La salute lo abbandonò ormai completamente. Fu costretto ad abbandonare il
lavoro. Si prese tre mesi di aspettativa. Le sembrava di tradire la causa. La sua causa.
Non si reggeva più in piedi. Ma non si sarebbe mai dato per vinto. L’uomo è più forte
dell’animale. L’uomo mette l’animale sotto il proprio giogo. L’uomo l’animale se lo mangia.
Una grave complicazione del Taeniarhyncus saginatus è data dalla penetrazione
del suddetto verme nel dotto di Wirsung con successiva necrosi del pancreas.

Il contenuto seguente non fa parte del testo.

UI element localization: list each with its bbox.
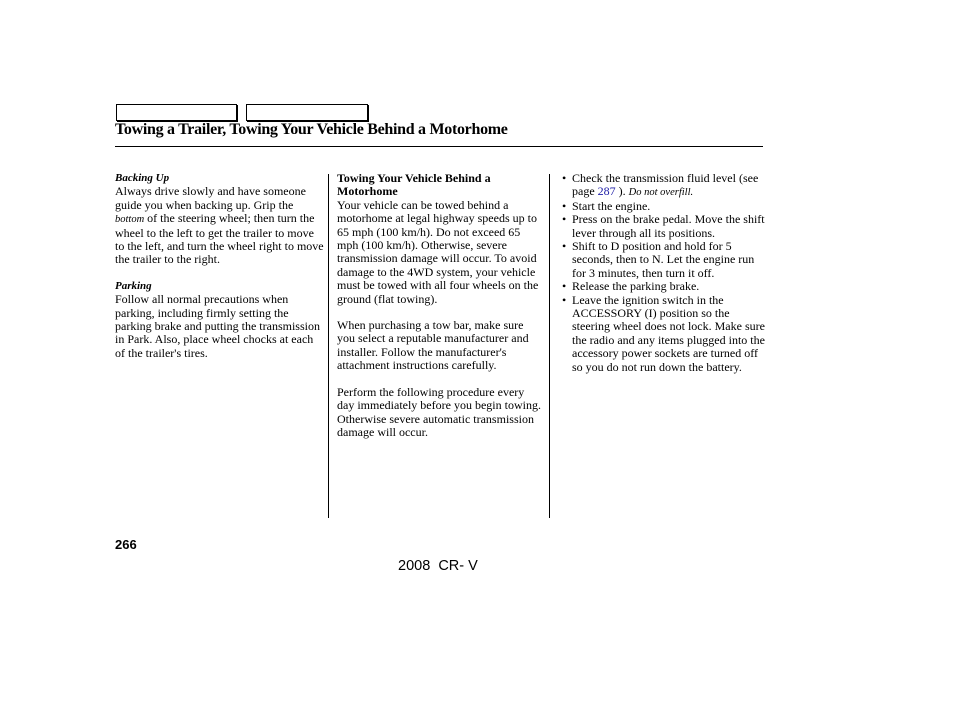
bullet-icon: • (562, 292, 567, 307)
list-item: • Leave the ignition switch in the ACCESSORY (I) position so the steering wheel does not lock. Make sure the radio and any items plugged into the accessory power sockets are turned off so you do not run down the battery. (562, 292, 765, 374)
towing-paragraph-1: Your vehicle can be towed behind a motorhome at legal highway speeds up to 65 mph (100 km/h). Do not exceed 65 mph (100 km/h). Otherwise, severe transmission damage will occur. To avoid damage to the 4WD system, your vehicle must be towed with all four wheels on the ground (flat towing). (337, 197, 539, 306)
main-menu-button[interactable] (116, 104, 237, 121)
list-item: • Press on the brake pedal. Move the shift lever through all its positions. (562, 212, 765, 240)
towing-paragraph-2: When purchasing a tow bar, make sure you select a reputable manufacturer and installer. Follow the manufacturer's attachment instructions carefully. (337, 318, 529, 373)
bottom-emphasis: bottom (115, 214, 145, 226)
list-item: • Start the engine. (562, 198, 651, 213)
list-item: • Shift to D position and hold for 5 seconds, then to N. Let the engine run for 3 minutes, then turn it off. (562, 239, 755, 280)
column-right (562, 172, 767, 374)
column-left (115, 172, 325, 360)
index-button[interactable] (246, 104, 368, 121)
list-item: • Release the parking brake. (562, 279, 700, 294)
page-title: Towing a Trailer, Towing Your Vehicle Behind a Motorhome (115, 121, 508, 138)
backing-up-heading: Backing Up (115, 172, 170, 184)
procedure-list (562, 172, 767, 374)
bullet-icon: • (562, 279, 567, 294)
column-divider (328, 174, 329, 518)
towing-paragraph-3: Perform the following procedure every day immediately before you begin towing. Otherwise severe automatic transmission damage will occur. (337, 384, 541, 439)
bullet-icon: • (562, 198, 567, 213)
bullet-icon: • (562, 239, 567, 254)
column-divider (549, 174, 550, 518)
bullet-icon: • (562, 212, 567, 227)
footer-model: 2008 CR- V (398, 558, 478, 574)
overfill-note: Do not overfill. (628, 187, 694, 199)
title-divider (115, 146, 763, 147)
column-middle (337, 172, 542, 439)
page-link[interactable]: 287 (597, 184, 616, 199)
page-number: 266 (115, 537, 137, 552)
backing-up-text: Always drive slowly and have someone guide you when backing up. Grip the bottom of the steering wheel; then turn the wheel to the left to get the trailer to move to the left, and turn the wheel right to move the trailer to the right. (115, 184, 324, 267)
parking-heading: Parking (115, 279, 152, 292)
parking-text: Follow all normal precautions when parking, including firmly setting the parking brake and putting the transmission in Park. Also, place wheel chocks at each of the trailer's tires. (115, 292, 320, 360)
list-item: • Check the transmission fluid level (see page 287 ). Do not overfill. (562, 171, 759, 199)
bullet-icon: • (562, 171, 567, 185)
towing-heading: Towing Your Vehicle Behind a Motorhome (337, 171, 491, 199)
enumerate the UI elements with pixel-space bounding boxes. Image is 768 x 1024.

Ma non succede praticamente mai.
Al signor Ladislao Ilic successe. Ma ormai non si muoveva più dal letto. I suoi
compagni avevano perfin paura ad andarlo a trovare, per le se violente reazioni che egli
aveva nei loro confronti. Non voleva essere visto così. Non poteva apparire debole, egli
era, voleva essere e sarà un uomo forte. Sempre e comunque.
Il verme si depositò anche sulla parete dell’appendice, irritandola. Non ci volle molto
perché l’infiammazione si trasformasse in appendicite e poi in peritonite. Ostinato e ottuso,
il signor Ladislao Ilic, nel pieno dei suoi anni, continuava a rifiutare le cure. O io o lui.
Questo era ormai il suo motto. Pesava quasi cento chili, ormai non raggiungeva i trentotto.
Un pomeriggio di metà maggio, in una radiosa giornata quasi estiva, il signor
Ladislao Ilic, ferroviere e comunista, gran lavoratore e amante appassionato, uomo
ostinato e ottuso, ai limiti della pura idiozia, si spense nel suo letto senza dire niente.